A: Certainly – it is becoming very real. You know, we’ve been talking about and listening to the conversation about the second airport for a number of years, knowing that a hotel opportunity would come up at some point. We’ve been somewhat surprised that it took this long.
We’re glad it has finally happened because it will take three years to build this hotel. It will be opening just in time. So, the construction will happen in a hurry.
There is development occurring now, but I think you’ll see a massive amount of activity not just in the hotel space, but in industrial logistics and commercial development in the coming couple of years.
Q: What will the business events capacity be at the Courtyard by Marriott Western Sydney Airport?
A: Meetings and events will be a critical to the success of this hotel. At present the design sees it having 580m2 of space including a 400m2 ballroom, which is divisible by two and [a] 180m2 separate meeting room and then a further 160m2 of pre-function space.
That’s circa 750m2 of space which we think will service the Greater Sydney area. When you consider that the population of this new city will be around 1.5 million people in the next 10 years, 15 years, meeting space will be a really, really important piece of infrastructure for that community.

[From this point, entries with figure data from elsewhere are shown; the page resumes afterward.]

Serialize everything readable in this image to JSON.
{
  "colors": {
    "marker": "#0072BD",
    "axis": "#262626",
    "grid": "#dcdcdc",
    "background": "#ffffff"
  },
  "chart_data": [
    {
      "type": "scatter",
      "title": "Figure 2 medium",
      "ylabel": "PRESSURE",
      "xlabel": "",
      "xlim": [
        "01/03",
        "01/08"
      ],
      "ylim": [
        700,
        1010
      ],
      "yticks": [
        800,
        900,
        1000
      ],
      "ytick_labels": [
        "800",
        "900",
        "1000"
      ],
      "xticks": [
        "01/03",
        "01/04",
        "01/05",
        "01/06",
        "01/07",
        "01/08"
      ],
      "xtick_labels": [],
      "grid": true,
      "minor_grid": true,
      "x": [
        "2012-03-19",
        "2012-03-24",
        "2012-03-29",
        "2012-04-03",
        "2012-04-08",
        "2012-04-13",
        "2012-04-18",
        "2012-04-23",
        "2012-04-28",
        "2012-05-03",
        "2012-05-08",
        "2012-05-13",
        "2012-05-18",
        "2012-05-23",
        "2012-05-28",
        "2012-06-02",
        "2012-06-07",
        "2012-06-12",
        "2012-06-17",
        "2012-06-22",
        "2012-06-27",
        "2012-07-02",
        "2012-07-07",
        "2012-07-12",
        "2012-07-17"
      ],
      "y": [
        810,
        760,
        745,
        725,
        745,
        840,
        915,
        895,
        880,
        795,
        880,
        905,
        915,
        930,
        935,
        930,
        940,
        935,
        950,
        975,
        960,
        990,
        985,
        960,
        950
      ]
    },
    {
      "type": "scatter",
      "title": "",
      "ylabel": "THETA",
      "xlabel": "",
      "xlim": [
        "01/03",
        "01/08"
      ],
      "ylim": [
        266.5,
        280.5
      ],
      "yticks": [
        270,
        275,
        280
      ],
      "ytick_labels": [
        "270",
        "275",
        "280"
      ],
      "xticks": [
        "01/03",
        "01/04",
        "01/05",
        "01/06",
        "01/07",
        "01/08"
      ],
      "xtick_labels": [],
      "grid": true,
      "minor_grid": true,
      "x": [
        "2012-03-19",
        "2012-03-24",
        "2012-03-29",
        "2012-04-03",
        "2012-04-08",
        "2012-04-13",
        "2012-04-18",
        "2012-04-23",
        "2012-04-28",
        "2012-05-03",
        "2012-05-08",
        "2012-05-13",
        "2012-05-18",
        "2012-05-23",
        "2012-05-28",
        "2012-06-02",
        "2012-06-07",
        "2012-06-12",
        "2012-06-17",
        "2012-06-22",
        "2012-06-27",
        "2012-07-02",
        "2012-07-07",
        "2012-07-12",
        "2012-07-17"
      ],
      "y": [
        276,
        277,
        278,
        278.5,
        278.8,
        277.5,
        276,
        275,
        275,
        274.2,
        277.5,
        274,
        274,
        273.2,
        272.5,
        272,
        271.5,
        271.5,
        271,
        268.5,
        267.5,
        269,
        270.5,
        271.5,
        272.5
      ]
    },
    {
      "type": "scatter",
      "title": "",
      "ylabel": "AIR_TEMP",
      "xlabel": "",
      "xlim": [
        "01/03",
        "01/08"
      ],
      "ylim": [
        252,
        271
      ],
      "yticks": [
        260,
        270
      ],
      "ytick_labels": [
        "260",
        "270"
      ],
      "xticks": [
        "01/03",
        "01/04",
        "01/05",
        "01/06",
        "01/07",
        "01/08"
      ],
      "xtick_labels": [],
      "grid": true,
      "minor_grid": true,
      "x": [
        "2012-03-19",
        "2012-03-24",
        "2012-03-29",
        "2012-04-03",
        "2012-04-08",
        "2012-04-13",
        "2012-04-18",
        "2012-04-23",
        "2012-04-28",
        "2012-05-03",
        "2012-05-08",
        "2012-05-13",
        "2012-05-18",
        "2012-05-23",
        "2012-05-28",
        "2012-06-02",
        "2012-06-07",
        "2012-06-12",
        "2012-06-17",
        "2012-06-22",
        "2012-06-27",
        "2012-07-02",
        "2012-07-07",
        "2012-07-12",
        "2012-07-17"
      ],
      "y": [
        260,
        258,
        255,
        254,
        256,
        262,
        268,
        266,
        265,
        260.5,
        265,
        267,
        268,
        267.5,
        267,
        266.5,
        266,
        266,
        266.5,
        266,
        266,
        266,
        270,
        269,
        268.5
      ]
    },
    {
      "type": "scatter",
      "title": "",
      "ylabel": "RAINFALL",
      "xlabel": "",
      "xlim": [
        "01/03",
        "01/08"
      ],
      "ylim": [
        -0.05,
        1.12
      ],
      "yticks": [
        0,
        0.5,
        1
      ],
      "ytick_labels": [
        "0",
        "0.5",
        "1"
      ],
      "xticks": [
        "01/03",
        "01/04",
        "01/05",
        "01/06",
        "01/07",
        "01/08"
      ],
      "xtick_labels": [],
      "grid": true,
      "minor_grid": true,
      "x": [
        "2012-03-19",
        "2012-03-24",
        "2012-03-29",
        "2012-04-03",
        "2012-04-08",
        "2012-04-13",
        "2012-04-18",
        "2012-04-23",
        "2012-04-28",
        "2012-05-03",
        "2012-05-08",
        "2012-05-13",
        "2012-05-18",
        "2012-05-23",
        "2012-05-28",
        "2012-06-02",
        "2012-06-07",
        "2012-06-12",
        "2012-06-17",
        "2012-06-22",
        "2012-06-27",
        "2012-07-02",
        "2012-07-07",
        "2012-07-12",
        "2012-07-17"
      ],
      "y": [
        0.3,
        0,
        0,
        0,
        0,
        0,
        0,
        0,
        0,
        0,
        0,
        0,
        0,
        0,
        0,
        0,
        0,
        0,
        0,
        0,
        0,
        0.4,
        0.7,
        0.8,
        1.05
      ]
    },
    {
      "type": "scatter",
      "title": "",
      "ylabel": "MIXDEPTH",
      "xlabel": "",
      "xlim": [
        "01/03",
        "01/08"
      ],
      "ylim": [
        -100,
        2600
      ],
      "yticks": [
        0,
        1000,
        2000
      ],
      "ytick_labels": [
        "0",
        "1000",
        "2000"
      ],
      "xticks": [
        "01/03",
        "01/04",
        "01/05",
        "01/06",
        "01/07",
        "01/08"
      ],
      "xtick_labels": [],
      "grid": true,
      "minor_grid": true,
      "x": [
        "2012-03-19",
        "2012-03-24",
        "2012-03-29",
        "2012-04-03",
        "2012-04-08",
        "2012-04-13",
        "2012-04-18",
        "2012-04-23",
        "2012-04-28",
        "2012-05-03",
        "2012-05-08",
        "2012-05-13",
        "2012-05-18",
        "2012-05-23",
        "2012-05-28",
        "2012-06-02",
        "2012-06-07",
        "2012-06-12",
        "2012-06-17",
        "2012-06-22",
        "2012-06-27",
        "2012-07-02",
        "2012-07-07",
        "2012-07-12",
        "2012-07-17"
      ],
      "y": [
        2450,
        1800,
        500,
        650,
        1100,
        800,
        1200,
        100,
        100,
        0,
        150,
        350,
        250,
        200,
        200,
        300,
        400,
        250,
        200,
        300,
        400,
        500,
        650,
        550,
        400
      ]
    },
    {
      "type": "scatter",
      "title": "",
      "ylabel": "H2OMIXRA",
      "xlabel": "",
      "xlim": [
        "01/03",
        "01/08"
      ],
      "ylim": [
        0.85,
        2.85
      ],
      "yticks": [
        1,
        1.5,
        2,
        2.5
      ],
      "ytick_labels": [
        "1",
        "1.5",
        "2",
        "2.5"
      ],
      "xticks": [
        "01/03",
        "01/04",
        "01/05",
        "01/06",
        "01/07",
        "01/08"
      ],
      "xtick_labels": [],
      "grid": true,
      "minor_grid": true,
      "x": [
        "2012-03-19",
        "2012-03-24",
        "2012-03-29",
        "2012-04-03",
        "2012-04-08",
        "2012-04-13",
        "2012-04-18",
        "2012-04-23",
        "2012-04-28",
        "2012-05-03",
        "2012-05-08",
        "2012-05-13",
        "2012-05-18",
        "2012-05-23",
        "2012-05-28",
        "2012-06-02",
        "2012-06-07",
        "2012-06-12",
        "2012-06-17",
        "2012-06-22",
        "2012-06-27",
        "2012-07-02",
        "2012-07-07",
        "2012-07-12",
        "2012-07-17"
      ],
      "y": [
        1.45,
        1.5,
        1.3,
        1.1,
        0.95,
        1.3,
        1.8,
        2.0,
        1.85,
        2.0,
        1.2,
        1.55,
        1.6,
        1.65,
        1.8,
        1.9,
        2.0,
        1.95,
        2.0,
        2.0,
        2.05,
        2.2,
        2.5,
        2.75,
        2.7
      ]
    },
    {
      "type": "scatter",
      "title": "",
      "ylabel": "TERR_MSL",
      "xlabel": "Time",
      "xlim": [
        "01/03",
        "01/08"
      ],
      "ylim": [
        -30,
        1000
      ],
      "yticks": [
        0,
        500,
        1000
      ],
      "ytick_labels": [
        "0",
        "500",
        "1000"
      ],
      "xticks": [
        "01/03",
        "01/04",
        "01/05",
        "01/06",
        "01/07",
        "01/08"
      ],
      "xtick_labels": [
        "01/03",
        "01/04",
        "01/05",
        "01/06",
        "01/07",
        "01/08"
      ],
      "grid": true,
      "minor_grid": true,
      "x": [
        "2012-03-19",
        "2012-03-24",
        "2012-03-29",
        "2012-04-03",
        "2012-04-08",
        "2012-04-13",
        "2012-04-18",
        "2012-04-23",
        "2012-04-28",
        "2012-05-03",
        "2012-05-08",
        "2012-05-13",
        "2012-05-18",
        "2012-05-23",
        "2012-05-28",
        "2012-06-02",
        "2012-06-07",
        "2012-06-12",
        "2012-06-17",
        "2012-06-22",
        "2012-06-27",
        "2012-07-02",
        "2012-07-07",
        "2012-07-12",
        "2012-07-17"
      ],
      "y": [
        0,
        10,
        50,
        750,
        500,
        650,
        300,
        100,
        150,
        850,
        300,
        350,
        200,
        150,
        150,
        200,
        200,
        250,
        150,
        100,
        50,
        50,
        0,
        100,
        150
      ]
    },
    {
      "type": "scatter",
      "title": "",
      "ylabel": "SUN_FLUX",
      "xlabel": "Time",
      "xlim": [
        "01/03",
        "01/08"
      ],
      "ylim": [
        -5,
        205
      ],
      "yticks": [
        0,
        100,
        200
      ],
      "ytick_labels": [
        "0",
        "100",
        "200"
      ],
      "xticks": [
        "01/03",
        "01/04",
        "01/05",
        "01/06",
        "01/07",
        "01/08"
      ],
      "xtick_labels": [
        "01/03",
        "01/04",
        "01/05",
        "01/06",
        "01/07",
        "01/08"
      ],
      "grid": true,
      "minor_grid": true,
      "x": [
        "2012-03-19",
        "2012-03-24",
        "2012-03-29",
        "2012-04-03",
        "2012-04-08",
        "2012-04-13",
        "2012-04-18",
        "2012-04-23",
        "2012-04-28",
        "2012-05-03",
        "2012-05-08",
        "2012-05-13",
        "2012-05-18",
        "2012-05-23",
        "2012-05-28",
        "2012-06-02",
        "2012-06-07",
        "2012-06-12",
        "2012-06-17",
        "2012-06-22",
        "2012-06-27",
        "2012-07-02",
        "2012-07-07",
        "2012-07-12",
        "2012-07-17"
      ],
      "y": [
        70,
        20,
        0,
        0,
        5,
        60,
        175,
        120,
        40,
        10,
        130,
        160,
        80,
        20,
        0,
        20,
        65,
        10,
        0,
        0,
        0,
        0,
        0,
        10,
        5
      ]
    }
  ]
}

And it would be remiss of us not to have included these facilities, this meeting space that I’ve outlined and potentially even more.
Crawford is excited about this hotel and what it means for the community in Western Sydney. He closed the conversation with the following remarks.

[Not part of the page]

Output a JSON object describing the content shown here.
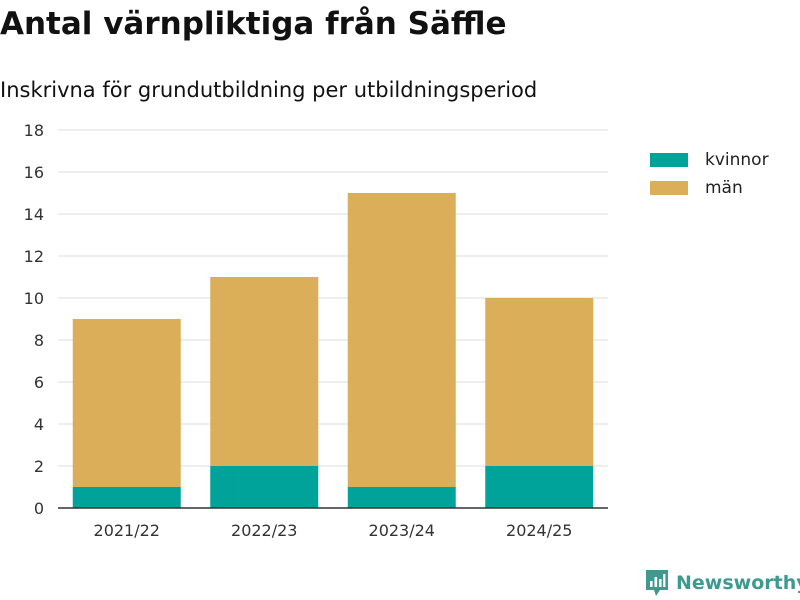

“With this hotel, the community can meet in its own patch. They should be able to do that with this hotel and others that will come. The entire community of Western Sydney will have high quality places they can call home, to meet at, to stay out and in which they can come to enjoy themselves.”
Marriott’s Courtyard brand is the group’s biggest, with more than 1,200 properties around the world, including three operating in Australia and five more local properties in the pipeline.
The new hotel for Western Sydney is a milestone for the aerotropolis – and a milestone for business events.